Питательная среда смены — мощнейший стресс глобального размаха. Такую роль раньше выполняли мировые войны. Сегодня возникли ущерб и страх, сравнимые, но не тождественные пока с последствиями именно мировых войн. Угроза здоровью и тем более жизни — сильнейший фактор страха. В случае, когда такая угроза не личностна, а обращена против государств-цивилизаций, война становится «священной», и возникают могучие энергии борьбы за «свободу и независимость Родины». Не случайно всё, что для России и ряда других стран и народов ассоциируется с Победой, в наше время стало предметом попыток сделать «reset», создать новыесмысловые пространства. Так, удар по здоровью связывается с задачами поражения противника в пространствах жизненно важных смыслов.

Ассиметрия и длительность информационной реакции на ковидную проблему, но вовсе не столь эпохальную в рейтинге известных инфекций, указывает не на испуг СМИ и каких-либо стейкхолдеров ужаса. Вопрос в том, кто является бенефициаром раздутого страха, и какие цели он преследует.

«Очень Большая игра»

Ещё несколько лет назад, когда вдруг разверзлась «арабская весна» со всеми её яркими и жестокими сценами, а попутно и инфильтрацией беженцев в Европу, разные авторы из разных политических лагерей приходили к диагнозу, что «у «заваренной каши» есть шеф-повар, даже возможно один, но «расхлёбывать приходится всем вместе». Имя и дислокация этого «шеф-повара» в оценках варьировались (от «международного терроризма» до «большого шайтана») в зависимости от приверженности глобалистскому или любому иному проектному тренду. Сложился консенсус, что началась «переломная эпоха», длительность которой оценивалась по-разному. Китайские учёные, например, полагали, что она достигнет 10—0 лет. Многие другие говорили: «год-полтора» — до наступления глобальных бунтов из-за недоступности продовольствия или других событий глобальной значимости. Так или иначе говоря о новой эпохе, стоит вспомнить слова покойного Д. Рокфеллера, сказанные им в 1994 году: «Мы стоим на пороге глобальных перемен. Всё, в чём мы нуждаемся, это в масштабном кризисе, и тогда народы примут новый мировой порядок».

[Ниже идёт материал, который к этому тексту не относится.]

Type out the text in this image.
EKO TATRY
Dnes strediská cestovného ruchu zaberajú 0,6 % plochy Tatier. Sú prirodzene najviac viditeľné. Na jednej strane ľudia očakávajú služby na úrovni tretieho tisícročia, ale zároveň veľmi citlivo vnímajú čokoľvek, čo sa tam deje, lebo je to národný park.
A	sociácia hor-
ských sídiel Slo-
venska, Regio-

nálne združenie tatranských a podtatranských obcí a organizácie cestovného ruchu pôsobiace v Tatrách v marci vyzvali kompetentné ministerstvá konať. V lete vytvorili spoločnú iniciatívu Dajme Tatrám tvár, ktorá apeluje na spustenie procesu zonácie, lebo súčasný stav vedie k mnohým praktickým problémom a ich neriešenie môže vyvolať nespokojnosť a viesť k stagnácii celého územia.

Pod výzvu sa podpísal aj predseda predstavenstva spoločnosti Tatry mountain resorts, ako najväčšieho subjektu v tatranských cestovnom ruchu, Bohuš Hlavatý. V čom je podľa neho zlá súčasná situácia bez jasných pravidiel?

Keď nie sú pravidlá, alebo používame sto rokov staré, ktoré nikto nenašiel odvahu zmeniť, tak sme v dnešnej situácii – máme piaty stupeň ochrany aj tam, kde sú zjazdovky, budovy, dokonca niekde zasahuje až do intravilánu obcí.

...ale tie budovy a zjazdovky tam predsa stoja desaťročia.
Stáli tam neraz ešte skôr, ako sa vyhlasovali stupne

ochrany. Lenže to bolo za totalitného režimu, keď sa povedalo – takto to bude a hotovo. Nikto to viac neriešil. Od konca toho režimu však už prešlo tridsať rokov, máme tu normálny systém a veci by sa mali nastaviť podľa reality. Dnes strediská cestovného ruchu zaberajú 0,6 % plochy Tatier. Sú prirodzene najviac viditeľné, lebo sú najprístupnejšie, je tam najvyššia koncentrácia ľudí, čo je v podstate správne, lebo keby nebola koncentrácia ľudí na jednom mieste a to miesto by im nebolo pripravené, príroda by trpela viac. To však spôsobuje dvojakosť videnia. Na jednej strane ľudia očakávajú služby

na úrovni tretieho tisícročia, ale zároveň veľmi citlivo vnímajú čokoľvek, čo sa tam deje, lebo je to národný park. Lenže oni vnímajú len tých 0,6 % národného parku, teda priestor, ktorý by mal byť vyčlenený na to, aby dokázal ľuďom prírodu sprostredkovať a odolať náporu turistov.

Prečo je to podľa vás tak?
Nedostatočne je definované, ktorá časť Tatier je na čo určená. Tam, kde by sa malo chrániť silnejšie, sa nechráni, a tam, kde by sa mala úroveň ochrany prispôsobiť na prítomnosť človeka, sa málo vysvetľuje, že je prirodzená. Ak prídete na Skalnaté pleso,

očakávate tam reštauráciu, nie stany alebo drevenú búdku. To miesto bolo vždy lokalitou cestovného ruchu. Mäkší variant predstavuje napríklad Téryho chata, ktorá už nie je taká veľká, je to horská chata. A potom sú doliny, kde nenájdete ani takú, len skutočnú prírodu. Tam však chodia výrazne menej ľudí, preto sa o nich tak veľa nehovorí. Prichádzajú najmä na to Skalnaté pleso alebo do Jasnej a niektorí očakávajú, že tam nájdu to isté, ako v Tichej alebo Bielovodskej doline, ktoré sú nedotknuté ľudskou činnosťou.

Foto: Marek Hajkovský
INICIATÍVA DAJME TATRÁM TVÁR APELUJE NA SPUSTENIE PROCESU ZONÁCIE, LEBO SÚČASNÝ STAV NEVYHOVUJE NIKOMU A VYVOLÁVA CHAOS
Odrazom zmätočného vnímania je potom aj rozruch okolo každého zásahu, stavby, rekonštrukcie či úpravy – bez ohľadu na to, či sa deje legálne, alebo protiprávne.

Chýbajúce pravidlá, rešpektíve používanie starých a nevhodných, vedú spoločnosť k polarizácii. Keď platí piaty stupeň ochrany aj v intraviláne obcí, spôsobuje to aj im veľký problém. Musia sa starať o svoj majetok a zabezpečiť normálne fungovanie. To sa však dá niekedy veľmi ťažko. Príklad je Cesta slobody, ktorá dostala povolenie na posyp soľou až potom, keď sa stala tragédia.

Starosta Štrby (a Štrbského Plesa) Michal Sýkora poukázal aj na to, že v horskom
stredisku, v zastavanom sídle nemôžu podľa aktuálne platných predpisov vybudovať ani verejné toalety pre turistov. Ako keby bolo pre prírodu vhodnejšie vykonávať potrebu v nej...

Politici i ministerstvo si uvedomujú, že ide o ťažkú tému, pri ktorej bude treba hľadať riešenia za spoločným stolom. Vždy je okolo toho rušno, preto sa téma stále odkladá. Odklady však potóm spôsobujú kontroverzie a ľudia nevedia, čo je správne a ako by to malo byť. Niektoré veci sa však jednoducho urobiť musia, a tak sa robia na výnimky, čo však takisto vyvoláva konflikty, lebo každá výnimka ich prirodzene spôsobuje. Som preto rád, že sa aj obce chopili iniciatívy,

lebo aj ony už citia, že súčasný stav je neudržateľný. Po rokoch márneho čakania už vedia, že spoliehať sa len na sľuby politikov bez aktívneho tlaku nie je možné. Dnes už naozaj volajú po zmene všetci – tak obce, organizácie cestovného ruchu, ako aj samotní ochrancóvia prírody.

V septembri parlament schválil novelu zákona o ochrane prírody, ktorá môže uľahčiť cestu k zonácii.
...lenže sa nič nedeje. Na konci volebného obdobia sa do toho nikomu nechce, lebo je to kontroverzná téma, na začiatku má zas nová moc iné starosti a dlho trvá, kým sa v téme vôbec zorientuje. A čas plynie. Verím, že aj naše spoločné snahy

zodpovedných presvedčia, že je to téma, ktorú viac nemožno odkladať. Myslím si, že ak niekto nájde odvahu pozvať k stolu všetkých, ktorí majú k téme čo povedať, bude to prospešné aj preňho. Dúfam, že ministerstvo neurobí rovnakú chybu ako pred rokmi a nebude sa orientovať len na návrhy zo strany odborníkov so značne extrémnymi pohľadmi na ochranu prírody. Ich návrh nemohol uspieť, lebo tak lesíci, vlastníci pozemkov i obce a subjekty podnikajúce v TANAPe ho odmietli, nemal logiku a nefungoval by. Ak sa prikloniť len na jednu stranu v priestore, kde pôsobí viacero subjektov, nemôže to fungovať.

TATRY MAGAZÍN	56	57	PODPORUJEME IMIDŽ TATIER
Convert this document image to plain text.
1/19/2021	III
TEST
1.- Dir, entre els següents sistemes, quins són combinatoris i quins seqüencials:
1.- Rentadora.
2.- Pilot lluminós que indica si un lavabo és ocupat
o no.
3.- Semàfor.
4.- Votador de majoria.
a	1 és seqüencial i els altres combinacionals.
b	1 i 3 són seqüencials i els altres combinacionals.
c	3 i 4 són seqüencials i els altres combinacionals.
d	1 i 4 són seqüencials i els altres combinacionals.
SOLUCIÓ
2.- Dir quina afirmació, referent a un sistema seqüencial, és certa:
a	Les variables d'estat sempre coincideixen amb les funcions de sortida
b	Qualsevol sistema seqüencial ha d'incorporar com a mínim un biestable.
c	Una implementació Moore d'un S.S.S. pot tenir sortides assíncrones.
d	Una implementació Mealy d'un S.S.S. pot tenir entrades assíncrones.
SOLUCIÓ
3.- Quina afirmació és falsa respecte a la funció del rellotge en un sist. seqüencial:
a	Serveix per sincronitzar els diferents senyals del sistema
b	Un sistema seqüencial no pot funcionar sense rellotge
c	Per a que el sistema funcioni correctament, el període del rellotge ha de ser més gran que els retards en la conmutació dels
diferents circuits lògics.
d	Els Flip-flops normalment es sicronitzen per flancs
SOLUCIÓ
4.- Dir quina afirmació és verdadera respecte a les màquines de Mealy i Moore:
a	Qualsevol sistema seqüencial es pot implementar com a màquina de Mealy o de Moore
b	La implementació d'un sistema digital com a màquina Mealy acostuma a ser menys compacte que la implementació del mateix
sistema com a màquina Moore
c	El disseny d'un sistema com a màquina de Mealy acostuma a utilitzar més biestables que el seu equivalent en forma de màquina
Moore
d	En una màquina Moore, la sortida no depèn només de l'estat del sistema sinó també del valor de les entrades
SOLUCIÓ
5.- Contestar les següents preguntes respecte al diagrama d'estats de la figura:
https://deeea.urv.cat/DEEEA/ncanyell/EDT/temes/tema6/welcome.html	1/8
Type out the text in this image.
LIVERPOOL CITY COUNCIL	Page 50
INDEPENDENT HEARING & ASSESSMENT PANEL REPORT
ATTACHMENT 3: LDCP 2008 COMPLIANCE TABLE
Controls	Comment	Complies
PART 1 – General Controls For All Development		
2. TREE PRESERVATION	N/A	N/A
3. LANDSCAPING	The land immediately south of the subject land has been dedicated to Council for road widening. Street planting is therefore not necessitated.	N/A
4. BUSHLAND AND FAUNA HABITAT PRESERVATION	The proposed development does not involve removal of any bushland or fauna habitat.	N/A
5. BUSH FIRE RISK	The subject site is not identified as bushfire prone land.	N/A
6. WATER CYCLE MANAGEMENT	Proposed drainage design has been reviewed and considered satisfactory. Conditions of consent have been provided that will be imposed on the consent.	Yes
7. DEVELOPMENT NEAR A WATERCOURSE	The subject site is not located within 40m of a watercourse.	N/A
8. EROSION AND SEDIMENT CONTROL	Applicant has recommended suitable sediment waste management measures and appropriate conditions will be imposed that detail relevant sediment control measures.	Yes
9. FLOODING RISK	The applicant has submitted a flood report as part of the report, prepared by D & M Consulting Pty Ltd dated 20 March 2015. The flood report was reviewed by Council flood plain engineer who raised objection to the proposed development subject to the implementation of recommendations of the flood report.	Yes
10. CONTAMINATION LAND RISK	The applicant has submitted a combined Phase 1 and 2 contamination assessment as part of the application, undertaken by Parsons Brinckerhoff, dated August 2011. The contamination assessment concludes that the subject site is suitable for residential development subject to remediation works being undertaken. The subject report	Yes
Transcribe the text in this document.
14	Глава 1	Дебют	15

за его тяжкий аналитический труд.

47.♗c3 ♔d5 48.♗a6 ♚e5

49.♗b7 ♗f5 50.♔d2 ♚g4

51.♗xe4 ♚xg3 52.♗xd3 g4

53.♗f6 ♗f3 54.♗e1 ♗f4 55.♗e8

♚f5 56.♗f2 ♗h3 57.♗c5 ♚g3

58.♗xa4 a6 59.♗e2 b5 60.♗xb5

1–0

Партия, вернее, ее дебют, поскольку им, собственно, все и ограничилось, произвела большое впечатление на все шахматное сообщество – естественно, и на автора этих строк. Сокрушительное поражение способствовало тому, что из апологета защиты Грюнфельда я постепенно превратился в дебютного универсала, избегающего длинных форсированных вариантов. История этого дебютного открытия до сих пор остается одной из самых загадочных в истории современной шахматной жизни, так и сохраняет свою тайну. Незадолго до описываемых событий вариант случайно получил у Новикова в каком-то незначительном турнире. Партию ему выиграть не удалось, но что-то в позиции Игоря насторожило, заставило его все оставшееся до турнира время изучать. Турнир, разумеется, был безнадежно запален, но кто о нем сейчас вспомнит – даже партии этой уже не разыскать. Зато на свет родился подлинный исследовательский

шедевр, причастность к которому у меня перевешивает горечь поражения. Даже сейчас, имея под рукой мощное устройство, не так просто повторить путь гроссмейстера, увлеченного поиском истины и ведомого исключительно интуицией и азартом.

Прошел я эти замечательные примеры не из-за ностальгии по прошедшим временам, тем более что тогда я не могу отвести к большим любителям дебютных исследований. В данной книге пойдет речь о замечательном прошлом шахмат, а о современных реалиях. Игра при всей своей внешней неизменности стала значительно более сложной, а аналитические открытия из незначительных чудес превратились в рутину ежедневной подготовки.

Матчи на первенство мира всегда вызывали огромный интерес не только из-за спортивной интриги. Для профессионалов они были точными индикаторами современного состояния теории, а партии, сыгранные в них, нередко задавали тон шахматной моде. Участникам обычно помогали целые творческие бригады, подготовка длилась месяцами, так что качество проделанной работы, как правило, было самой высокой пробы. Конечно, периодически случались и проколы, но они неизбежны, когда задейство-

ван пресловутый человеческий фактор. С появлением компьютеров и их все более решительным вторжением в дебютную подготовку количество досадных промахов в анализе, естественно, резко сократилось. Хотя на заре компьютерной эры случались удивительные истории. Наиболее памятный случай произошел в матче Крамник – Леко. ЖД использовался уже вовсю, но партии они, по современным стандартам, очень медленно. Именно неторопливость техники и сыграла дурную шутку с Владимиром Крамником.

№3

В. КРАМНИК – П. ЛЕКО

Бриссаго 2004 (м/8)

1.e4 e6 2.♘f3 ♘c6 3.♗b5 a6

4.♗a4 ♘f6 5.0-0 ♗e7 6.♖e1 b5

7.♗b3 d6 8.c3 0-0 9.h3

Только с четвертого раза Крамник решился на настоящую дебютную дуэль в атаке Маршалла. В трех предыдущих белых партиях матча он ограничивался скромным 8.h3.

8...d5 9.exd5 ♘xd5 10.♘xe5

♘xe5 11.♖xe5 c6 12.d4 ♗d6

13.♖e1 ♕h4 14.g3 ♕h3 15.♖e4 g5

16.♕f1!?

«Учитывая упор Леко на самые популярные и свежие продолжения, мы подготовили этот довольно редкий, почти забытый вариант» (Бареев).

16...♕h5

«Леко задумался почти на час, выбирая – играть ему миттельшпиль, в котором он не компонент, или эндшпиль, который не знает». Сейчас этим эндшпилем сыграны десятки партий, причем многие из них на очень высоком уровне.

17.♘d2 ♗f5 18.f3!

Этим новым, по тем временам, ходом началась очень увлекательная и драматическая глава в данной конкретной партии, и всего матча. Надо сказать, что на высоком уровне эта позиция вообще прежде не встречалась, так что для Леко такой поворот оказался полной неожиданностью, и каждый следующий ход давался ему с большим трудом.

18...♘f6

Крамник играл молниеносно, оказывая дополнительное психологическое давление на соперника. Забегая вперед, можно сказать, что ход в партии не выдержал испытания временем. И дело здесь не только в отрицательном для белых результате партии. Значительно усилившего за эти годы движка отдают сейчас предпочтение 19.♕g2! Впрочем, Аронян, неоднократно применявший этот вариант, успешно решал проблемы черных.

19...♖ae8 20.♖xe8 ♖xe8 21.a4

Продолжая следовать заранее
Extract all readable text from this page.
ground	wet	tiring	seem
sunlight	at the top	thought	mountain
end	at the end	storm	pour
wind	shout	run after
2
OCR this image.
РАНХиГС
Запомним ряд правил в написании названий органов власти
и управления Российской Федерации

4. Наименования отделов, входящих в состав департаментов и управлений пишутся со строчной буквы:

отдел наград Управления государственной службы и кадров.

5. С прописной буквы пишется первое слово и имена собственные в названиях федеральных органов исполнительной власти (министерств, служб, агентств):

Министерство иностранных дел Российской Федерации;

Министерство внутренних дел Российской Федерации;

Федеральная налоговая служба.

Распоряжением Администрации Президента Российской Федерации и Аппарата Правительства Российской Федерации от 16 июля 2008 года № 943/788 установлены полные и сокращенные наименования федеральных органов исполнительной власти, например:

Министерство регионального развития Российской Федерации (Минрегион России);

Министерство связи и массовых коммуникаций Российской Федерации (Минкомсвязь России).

Следовательно, вопрос сводится к тому, чем являются те ли иные глобально значимые катастрофы, сегодня — COVID-19 — поводом, причиной, следствием или эпизодом «разогрева». В любом случае с начала XXI века мы видим множественные импульсы дестабилизации миропорядка: 9/11, арабская весна», финансовые кризисы 1998 и 2008 годов, санкции, торговые войны, Брексит, сепаратизм в Европе, миллионы беженцев, Викиликс, Ватиликс… За фасадом событий — резко увеличившееся количество антитеррористических операций, военных учений, глобальная передислокация войск, непрекращающаяся демонстрация военных мускулов, демонтаж договоров о контроле над вооружениями и военной активностью… Накал напряжённости «с оружием в руках» вырос заметно. Военная мощь вновь стала важнее, чем какой-либо иной фактор государственной мощи. Попутно свои негативные эффекты показывает через климат и природные катастрофы ноосфера, данная нам теперь в ощущениях вовсе не в той версии, которую предсказывал В. И. Вернадский.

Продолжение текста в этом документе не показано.